Derivation of an integral containing the complete elliptic integral of the first kind This is a repost of mathoverflow to draw broader attentions.
https://mathoverflow.net/questions/439770/derivation-of-an-integral-containing-the-complete-elliptic-integral-of-the-first
I found the following formula in "INTEGRALS AND SERIES, vol.3" by Prudnikov, Brychkov and Marichev (page 188, eq.5).
$$\int_0^{\infty} \frac{x^{\alpha-1}}{\sqrt{(a+x)^2+z^2}}K\Bigg(\frac{2\sqrt{ax}}{\sqrt{(a+x)^2+z^2}}\Bigg)dx \\ \quad \quad = \frac{\sqrt{\pi}}{4}\Gamma\Big(\frac{\alpha}{2}\Big)\Gamma\
\Big(\frac{1-\alpha}{2}\Big)(a^2+z^2)^{(\alpha-1)/2}P_{-\alpha}\Bigg(\frac{z}{\sqrt{a^2+z^2}}\Bigg)$$
$K$: complete elliptic integral of the first kind.
$\Gamma$: Gamma function
$P$: Legendre function of the first kind.
$\alpha$: complex value
The book says this is valid for $a>0, \operatorname{Re} z>0, 0 < \operatorname{Re}\alpha<1$. Could anybody tell me how this can be derived ?
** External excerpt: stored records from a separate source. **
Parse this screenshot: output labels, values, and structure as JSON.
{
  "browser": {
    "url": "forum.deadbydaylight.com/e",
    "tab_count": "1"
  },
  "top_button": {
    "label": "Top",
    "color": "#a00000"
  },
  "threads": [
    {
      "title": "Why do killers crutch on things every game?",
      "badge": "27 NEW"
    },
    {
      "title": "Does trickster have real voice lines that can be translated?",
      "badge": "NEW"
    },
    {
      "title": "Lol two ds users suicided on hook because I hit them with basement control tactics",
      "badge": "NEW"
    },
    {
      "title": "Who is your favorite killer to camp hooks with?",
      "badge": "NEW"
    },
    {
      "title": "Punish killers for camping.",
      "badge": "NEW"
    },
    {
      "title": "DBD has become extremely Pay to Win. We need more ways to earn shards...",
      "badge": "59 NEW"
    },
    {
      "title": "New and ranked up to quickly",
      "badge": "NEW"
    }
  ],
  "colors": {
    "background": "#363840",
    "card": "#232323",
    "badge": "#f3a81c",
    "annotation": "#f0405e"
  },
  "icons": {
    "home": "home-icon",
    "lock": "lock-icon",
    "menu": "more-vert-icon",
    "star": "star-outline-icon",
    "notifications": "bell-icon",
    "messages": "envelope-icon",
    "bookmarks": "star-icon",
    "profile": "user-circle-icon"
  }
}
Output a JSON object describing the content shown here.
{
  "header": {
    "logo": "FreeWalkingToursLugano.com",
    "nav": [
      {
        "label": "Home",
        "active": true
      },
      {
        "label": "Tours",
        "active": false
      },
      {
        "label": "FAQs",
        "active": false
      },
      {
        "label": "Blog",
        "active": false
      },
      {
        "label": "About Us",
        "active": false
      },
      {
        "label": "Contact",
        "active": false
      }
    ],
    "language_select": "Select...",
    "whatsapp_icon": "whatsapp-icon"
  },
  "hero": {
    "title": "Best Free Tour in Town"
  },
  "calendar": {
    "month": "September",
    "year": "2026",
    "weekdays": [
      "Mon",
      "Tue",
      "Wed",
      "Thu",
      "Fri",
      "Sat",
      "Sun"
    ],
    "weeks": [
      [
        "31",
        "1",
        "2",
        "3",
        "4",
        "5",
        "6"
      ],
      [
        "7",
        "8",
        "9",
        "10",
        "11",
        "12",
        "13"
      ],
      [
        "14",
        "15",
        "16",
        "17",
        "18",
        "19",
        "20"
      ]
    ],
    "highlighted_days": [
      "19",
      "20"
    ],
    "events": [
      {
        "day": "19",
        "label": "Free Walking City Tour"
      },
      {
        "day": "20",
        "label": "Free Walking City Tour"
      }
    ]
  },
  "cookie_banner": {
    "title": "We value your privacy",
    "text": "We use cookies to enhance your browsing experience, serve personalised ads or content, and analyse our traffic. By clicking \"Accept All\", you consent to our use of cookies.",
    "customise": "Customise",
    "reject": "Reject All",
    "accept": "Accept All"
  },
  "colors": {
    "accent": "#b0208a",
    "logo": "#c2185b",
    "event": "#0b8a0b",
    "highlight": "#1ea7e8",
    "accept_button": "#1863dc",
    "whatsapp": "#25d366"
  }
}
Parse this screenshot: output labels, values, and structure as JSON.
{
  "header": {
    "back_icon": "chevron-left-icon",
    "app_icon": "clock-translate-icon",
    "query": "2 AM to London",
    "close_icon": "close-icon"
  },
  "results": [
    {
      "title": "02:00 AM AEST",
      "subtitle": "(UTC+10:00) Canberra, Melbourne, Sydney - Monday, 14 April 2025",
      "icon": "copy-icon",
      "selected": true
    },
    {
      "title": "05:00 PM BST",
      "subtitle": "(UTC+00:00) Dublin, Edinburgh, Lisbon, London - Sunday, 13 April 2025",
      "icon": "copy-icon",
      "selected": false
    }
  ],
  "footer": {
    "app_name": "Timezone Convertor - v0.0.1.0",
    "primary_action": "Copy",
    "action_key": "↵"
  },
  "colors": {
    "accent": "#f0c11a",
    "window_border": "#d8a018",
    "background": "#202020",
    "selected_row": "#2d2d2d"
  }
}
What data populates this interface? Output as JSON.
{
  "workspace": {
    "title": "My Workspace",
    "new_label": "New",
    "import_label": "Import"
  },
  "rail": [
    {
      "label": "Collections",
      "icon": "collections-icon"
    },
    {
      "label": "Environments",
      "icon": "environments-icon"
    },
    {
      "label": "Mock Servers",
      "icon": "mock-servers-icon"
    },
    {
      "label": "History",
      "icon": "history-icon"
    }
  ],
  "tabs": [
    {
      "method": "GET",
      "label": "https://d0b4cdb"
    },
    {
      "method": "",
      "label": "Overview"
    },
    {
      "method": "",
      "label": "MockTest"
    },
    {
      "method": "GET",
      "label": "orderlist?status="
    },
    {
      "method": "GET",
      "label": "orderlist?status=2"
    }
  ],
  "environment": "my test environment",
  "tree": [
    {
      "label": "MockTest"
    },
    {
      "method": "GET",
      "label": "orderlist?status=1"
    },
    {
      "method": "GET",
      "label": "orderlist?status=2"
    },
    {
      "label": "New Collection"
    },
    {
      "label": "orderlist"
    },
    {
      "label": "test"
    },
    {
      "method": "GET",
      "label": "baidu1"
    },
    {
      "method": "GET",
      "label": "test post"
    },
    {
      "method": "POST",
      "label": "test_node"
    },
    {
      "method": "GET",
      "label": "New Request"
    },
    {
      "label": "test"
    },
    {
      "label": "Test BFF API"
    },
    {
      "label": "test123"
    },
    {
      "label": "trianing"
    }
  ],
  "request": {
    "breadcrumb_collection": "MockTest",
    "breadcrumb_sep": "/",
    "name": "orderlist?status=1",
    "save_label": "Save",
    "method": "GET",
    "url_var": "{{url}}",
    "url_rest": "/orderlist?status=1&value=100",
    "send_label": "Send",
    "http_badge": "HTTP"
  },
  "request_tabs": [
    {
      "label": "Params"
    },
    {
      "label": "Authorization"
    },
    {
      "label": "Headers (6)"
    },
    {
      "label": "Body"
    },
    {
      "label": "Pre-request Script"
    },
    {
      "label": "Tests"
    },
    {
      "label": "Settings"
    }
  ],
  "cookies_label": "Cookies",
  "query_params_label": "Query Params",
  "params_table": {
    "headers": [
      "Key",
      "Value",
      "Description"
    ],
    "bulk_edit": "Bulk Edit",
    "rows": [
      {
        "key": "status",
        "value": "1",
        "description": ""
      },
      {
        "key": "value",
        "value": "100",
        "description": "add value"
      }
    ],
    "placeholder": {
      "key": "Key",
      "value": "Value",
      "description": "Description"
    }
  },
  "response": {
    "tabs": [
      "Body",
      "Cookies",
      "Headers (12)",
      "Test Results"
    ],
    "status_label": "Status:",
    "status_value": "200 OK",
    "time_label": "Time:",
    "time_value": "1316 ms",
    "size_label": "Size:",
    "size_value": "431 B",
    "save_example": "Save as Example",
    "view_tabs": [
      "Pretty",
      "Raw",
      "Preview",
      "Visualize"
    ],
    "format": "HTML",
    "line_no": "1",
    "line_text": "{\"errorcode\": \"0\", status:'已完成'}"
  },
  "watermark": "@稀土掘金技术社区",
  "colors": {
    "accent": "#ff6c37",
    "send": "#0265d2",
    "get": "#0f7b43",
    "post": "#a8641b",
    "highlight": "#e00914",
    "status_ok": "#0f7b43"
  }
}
I think this formula would be useful for evaluating Mellin transform of a function that contains the complete elliptic integrals.
Thank you in advance.
https://www.researchgate.net/publication/268650078_Integrals_and_Series_Volume_3_More_Special_Functions
 A: Since $\displaystyle K(k)=\int_0^{\pi/2}\frac{d t}{\sqrt{1-k^2\sin^2t}}$,
$$
\begin{align}
&\frac{1}{\sqrt{(a+x)^2+z^2}}K\left(\frac{2\sqrt{ax}}{\sqrt{(a+x)^2+z^2}}\right)
\\ =& \int_0^{\pi/2}\frac{dt}{\sqrt{(a+x)^2+z^2-4ax\sin^2t}}
\\ =& \int_0^{\pi/2}\frac{dt}{\sqrt{a^2+z^2+x^2+2ax\cos2t}}
\\=& \frac14\int_{-\pi}^{\pi}\frac{d\phi}{\sqrt{a^2+z^2+x^2+2ax\cos \phi}}\quad \phi=2t
\end{align}
$$
The integrand is the reciprocal of the distance between $(-x,\pi/2,0)$ and $\left(r=\sqrt{z^2+a^2},\theta=\arctan\dfrac az,\phi\right)$ under spherical coordinate, so one can expand it into series of spherical harmonics, assuming $x$ sufficiently small
$$
\frac1{\sqrt{a^2+z^2+x^2+2ax\cos \phi}}=\sum_{l\ge0}\frac{(-x)^l}{r^{l+1}}\sum_{m=-l}^l(-1)^mP_l^{-m}(0)P_l^{m}(\cos\theta)e^{ i m\phi}
$$
Perform the integral over $\phi$ and only the terms with $m=0$ remains, so
$$
\int_{-\pi}^{\pi}\frac{d\phi}{\sqrt{a^2+z^2+x^2-2ax\cos \phi}}=2\pi\sum_{l\ge0}\frac{(-x)^l}{r^{l+1}}P_l(0)P_l(\cos\theta)
$$
Now use Ramanujan's Master Theorem with
$$
\varphi(l)=\frac\pi2\frac{1}{r^{l+1}}P_l(0)P_l(\cos\theta)
$$
$$
\mathcal M\left(\frac{\pi}2\sum_{l\ge0}\frac{x^l}{r^{l+1}}P_l(0)P_l(\cos\theta)\right)(s)=\frac\pi{\sin\pi s}\varphi(-s)\\
=\Gamma(s)\Gamma(1-s)\cdot\frac\pi2\frac{1}{r^{1-s}}P_{-s}(0)P_{-s}(\cos\theta)
$$
Finally, recall the special value of Legendre function
$$
P_{\nu}(0)=\frac{\sqrt{\pi }}{\Gamma \left(\frac{1-\nu}{2}\right) \Gamma \left(\frac{\nu }{2}+1\right)}
$$
and the duplication formula of Gamma function. After a little algebra, substitute$r=\sqrt{a^2+z^2},\cos\theta=\frac{z}{\sqrt{a^2+z^2}}$ and the result follows.